Nearly half a century ago, an American stepping on the moon claimed a “giant step for mankind.” Billions on our globe still cannot see where that step may be leading. Still, I cheer Neil Armstrong, as I cheer Amin Maalouf—a Franco-Lebanese writer who has survived the insane factionalism of his native land—when he enjoins us, in In the Name of Identity, to act and to dream so as to include in our particular identities “a new ingredient ... the sense of belonging to the human adventure” as a whole. And I cheer Avishai Margalit when he calls us, in The Ethics of Memory, to the hard task of “forgiving and forgetting” in geopolitics. But these may prove long, slow cheers.
Meanwhile, America must act as well as dream. It must find ways to re-establish its legitimacy in the world and to resolve its unipolar predicament. Robert Kagan believes that such ways must accord with America’s historical experience, “in the manner truest to its nature: by promoting the principles of liberal democracy not only as a means to greater security but as an end in itself” (“America’s Crisis of Legitimacy,” Foreign Affairs, March/April 2004). We know now what that entails; there is no predestined success to America’s actions in the world. For if history repeats itself, it may do so neither as tragedy nor as farce but simply as muddle.
Thoughtful visitants to the planet would agree: America needs to do better, somehow, by itself and the world. The visitants do not specify how. In this essay, however, I have suggested that America would benefit from a freeze on partisanship and self-regard; it would benefit from a gust of civic altruism in the land.
America should certainly do better than Dali did in his painting, “The Geopolitical Child Visioning the Birth of the New Man,” full of surreal slickness and bathos. The New Man appears to be a colossus emerging from the Egg of the World, head and one shoulder thrusting from North America, the left hand leaning on the British Isles, a streak of blood oozing down from the crack. The Geopolitical Child hangs to its mother’s knees, looking on with fright and wonder—actually, we do not see the child’s face. The mother is old, haggard, weary, and she points to the New Man, a figure still struggling to be born—or is her finger pointing to the Caucasus, mythic cradle of humanity? The Geopolitical Child and its mother stand in a dreamscape, outside the World Egg. We see, on the Egg, viscid outlines of Europe, Africa, the Americas; we do not see Asia or the Antipodes. The date of the painting is 1943, barbarism at high tide on the European Continent and in the East.

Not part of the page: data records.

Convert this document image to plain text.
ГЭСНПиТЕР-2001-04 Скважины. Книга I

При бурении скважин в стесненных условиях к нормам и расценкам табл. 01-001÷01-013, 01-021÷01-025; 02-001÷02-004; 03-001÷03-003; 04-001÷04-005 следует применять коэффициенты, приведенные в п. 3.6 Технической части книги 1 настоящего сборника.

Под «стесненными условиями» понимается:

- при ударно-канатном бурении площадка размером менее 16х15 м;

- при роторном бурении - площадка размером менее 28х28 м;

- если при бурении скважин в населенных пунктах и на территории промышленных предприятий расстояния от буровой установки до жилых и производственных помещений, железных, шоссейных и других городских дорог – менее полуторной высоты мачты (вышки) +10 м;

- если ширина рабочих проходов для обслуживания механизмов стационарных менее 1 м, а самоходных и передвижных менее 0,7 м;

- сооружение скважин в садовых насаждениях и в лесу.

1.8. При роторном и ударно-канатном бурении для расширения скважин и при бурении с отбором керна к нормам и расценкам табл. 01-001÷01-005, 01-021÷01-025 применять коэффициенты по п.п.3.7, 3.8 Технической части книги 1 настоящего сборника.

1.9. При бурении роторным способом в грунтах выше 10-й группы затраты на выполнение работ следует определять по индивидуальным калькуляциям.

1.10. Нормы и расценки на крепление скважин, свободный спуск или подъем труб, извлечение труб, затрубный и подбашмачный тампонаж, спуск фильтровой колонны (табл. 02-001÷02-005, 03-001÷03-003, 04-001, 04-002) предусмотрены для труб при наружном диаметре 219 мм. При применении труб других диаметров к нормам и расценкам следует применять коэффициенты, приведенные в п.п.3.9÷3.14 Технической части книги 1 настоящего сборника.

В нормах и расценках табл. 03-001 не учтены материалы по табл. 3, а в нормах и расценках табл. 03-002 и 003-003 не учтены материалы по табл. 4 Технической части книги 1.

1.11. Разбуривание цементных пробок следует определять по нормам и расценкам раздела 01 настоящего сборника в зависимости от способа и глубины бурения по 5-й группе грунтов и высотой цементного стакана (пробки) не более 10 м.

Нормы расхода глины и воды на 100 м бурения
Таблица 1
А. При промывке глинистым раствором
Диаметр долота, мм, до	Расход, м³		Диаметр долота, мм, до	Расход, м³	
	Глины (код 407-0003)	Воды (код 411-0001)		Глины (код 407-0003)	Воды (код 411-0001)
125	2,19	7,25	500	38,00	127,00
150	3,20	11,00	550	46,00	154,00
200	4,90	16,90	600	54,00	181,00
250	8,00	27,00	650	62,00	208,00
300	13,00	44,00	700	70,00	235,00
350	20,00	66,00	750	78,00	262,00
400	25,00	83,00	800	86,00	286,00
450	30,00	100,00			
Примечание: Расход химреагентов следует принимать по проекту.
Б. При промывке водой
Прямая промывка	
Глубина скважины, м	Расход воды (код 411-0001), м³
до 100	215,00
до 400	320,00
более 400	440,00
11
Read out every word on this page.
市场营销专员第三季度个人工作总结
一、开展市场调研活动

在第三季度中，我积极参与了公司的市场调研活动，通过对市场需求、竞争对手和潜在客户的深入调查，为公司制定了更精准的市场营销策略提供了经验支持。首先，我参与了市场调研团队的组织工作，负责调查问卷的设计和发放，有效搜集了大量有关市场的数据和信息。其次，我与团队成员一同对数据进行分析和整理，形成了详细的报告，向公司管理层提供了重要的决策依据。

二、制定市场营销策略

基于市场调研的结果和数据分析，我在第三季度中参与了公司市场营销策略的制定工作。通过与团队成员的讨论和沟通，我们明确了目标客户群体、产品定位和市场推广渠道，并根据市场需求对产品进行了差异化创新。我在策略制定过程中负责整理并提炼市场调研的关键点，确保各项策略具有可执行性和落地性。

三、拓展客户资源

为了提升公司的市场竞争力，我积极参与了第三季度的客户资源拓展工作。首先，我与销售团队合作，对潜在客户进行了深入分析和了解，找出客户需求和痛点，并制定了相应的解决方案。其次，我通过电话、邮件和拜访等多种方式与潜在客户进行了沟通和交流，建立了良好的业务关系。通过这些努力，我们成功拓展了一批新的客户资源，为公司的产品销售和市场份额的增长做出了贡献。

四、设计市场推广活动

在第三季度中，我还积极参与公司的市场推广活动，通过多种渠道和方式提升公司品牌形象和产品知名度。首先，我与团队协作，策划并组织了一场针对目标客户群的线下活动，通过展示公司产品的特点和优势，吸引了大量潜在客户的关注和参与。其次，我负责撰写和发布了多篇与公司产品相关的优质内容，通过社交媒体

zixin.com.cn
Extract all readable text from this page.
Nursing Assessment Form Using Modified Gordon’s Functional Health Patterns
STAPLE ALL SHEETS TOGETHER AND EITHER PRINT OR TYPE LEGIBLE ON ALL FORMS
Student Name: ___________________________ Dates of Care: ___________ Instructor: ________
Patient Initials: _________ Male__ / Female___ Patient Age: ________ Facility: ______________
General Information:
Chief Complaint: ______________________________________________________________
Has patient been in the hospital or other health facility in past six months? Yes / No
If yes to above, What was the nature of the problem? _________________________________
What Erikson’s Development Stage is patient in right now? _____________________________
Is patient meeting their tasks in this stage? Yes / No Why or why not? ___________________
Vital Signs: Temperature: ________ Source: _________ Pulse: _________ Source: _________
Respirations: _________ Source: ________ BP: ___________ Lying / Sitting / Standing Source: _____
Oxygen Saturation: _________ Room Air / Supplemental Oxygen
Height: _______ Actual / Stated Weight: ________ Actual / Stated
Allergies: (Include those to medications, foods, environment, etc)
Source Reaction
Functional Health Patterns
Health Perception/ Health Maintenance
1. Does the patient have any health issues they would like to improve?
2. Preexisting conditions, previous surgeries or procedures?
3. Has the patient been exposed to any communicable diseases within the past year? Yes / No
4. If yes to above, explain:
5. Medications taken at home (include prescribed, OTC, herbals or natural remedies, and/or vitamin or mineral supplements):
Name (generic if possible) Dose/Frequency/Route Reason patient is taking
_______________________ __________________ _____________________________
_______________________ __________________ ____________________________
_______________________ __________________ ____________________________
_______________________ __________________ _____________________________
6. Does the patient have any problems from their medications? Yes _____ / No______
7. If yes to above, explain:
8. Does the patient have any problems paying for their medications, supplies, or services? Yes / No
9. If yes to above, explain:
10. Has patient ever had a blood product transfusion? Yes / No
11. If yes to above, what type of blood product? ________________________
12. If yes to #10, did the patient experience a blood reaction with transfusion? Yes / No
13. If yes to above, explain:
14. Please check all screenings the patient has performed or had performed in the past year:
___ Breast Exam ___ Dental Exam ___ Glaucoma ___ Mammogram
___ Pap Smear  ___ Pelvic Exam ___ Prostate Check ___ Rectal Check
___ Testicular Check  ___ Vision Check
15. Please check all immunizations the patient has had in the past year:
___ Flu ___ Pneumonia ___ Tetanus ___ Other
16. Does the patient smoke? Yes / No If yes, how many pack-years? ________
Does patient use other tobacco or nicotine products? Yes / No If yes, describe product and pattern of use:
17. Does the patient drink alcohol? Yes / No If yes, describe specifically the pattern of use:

Dali’s vision seems to me both prophetic and purblind. When the Geopolitical Child grows up, his mother now a huddling crone, what will that being see? A desolate dreamscape, with egg shards scattered on some barren plain, which a colossus bestrides? That’s less prophecy than allegory, a fantasy of world fatigue. I do not know what the Geopolitical Child would see. But I like to think that a visionary scape would focus, not on the birth or death of monstrous entities, but on new conjunctions of beings sharing this earth.